You know, badchad, you seem to think you know quite a lot about what Christians believe and in particular, liberal Christians. How much experience have you had with liberal Christians outside of this message board? You obviously know a lot about what Polycarp, in particular, believes, but he is actually more of a traditionalist on most matters than most liberal Christians I know. If you’ve read some books by liberal Christian scholars, such as Marcus Borg, you’ll see that many of your perceptions are in error.

For example, all of the liberal Christians I know accept modern scholarship as a means to inform our readings of the Bible, and feel that what Borg calls a Historical/Metaphorical reading can be far more illuminating. In that light, we see find that passages condemning homosexuality and rejecting modern science can be (and often, should be) interpreted in ways that a literal reading would not allow. Thus, very few liberal Christians I know believe in a hell in the traditional sense of the word. In fact, Diogenes’s explanation of “Gehenna” is nothing new to me- it was something I learned during Adult Christian Education classes at church. For more information on how many Christians understand “hell” nowadays, you can try reading this page by a Presbyterian minister.

Also, while there is definitely some diversity of opinion, most liberal Christians I know do not necessarily believe that God breaks the laws of physics and biology every so often to prove himself. This does not mean we believe in the clockmaker God of the Deists; rather, we believe that God is such a constant presence in this world that He does not need to break any rules to make Himself known to us. Thus, many liberal Christians don’t believe in a physical bodily resuscitation- that is, Jesus’ corpse was reanimated and brought back to life, which is an unbiblical position anyway- but that the resurrection was a spiritual event in the lives of the early followers of the Way, an event where the living Jesus was experienced even though he had died.

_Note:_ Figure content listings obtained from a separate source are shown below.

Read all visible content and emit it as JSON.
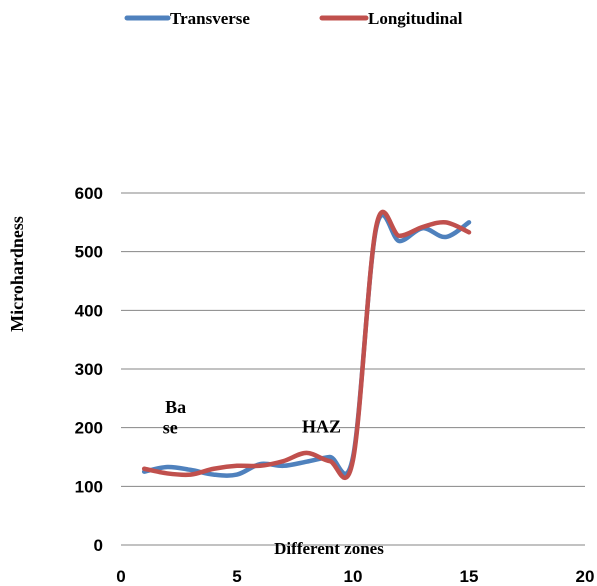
{
  "chart_data": {
    "type": "line",
    "title": "",
    "xlabel": "Different zones",
    "ylabel": "Microhardness",
    "xlim": [
      0,
      20
    ],
    "ylim": [
      0,
      600
    ],
    "x_ticks": [
      0,
      5,
      10,
      15,
      20
    ],
    "y_ticks": [
      0,
      100,
      200,
      300,
      400,
      500,
      600
    ],
    "grid": "horizontal",
    "legend_position": "top",
    "series": [
      {
        "name": "Transverse",
        "color": "#4f81bd",
        "x": [
          1,
          2,
          3,
          4,
          5,
          6,
          7,
          8,
          9,
          10,
          11,
          12,
          13,
          14,
          15
        ],
        "y": [
          125,
          133,
          128,
          120,
          120,
          138,
          135,
          142,
          150,
          150,
          540,
          518,
          540,
          525,
          550
        ]
      },
      {
        "name": "Longitudinal",
        "color": "#c0504d",
        "x": [
          1,
          2,
          3,
          4,
          5,
          6,
          7,
          8,
          9,
          10,
          11,
          12,
          13,
          14,
          15
        ],
        "y": [
          130,
          122,
          120,
          130,
          135,
          135,
          143,
          157,
          143,
          145,
          543,
          527,
          542,
          550,
          533
        ]
      }
    ],
    "annotations": [
      {
        "text": "Ba",
        "x": 1.9,
        "y": 225
      },
      {
        "text": "se",
        "x": 1.8,
        "y": 190
      },
      {
        "text": "HAZ",
        "x": 7.8,
        "y": 192
      }
    ]
  }
}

The point is, for liberal Christians, the Bible is indeed a lens by which we see God, but it’s not the only lens. I believe that’s where you misunderstand most liberal Christian positions. If indeed the Bible were the only way we can know God- and many fundamentalists may suggest as much- then yes, a non-literal reading may not work out very well. However, I don’t know of any liberal/mainline Christians who think this is true. Most will say that God can be known in many ways, through the Bible, through prayer, through personal discernment and conscience. After all, Jesus extols us to love God with all our heart, soul, and mind.

Faith for us is an important thing. It’s wrong of you to say we don’t have enough faith in God, and that’s why we have to go cherry picking rather than reading everything very literally and rejecting anything science or historical scholarship has to offer us. Rather, we have too much faith to invent nonsense like “Creation science” to prove to ourselves that God exists. Our concept of faith is not the very modern idea of ‘believing that God is real’ but rather about how much trust we choose to put in God and the Spirit.

Anyway, Christianity is far more diverse than you seem to think, and Polycarp, as much as I admire him, does not necessarily represent all liberal Christians.